When Illinois Rep. Aaron Schock announced he’d be resigning from the U.S. Congress it was seen by many as yet another example of the state’s seamy political underbelly.
As detailed in Corrupt Illinois: Patronage, Cronyism and Criminality, Aaron Schock is not the first Illinois congressman to get into trouble for allegedly using campaign funds and/or taxapayers’ money for personal items. Illinois congressmen Jesse Jackson Jr., Dan Rostenkowski and Mel Reynolds were all convicted on public corruption charges.
As Corrupt Illinois co-author Dick Simpson notes in Crain’s Chicago Business, it doesn’t end there.
“Ten other Illinois congressmen over the past 30 years have been connected to shady dealings and unethical behavior,” Simpson writes. “What all of these wayward congressmen share is hubris and arrogance.”
Observers of Illinois politics can now add Schock’s phantom SUV mileage to a long list of other schemes detailed by Thomas Gradel and Dick Simpson in Corrupt Illinois which range from a creative stamps-for-cash exchange to old fashioned bank fraud.
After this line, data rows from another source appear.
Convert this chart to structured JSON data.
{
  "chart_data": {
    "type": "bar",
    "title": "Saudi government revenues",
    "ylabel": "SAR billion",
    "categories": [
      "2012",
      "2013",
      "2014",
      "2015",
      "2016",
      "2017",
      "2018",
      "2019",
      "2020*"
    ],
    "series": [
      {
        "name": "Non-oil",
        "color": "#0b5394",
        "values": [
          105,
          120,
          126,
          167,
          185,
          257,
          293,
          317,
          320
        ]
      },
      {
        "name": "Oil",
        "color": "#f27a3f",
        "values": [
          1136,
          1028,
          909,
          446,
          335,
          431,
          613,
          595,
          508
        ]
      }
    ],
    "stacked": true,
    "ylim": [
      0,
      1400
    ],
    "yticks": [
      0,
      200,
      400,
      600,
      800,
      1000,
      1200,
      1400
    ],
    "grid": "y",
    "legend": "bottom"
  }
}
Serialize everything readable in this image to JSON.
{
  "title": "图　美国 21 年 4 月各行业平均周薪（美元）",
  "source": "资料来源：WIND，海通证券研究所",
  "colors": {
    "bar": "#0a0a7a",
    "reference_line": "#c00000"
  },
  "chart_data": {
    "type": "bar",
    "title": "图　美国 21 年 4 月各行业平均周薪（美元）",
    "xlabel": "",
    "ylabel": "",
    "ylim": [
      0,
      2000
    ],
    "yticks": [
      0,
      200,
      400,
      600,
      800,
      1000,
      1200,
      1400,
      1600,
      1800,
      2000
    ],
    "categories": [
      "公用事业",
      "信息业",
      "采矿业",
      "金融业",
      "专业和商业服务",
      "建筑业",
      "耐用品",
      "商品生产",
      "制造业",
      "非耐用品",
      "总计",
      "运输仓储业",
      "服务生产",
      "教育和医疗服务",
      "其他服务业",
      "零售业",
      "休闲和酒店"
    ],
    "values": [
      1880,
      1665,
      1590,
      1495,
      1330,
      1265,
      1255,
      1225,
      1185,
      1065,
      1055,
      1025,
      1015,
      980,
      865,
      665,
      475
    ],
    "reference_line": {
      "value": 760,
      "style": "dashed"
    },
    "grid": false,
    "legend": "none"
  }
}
The authors note that 1,913 government officials and their cronies were convicted in federal court of public corruption from 1976-2012.
Along with the rouges gallery, Simpson and Gradel shine a light on the environment that has made Illinois an incubator for political malfeasance. There are prescriptive measures the authors say can be taken to restore the system.
As Gradel writes, “It is time to cure the culture of corruption that produces Aaron Schocks.”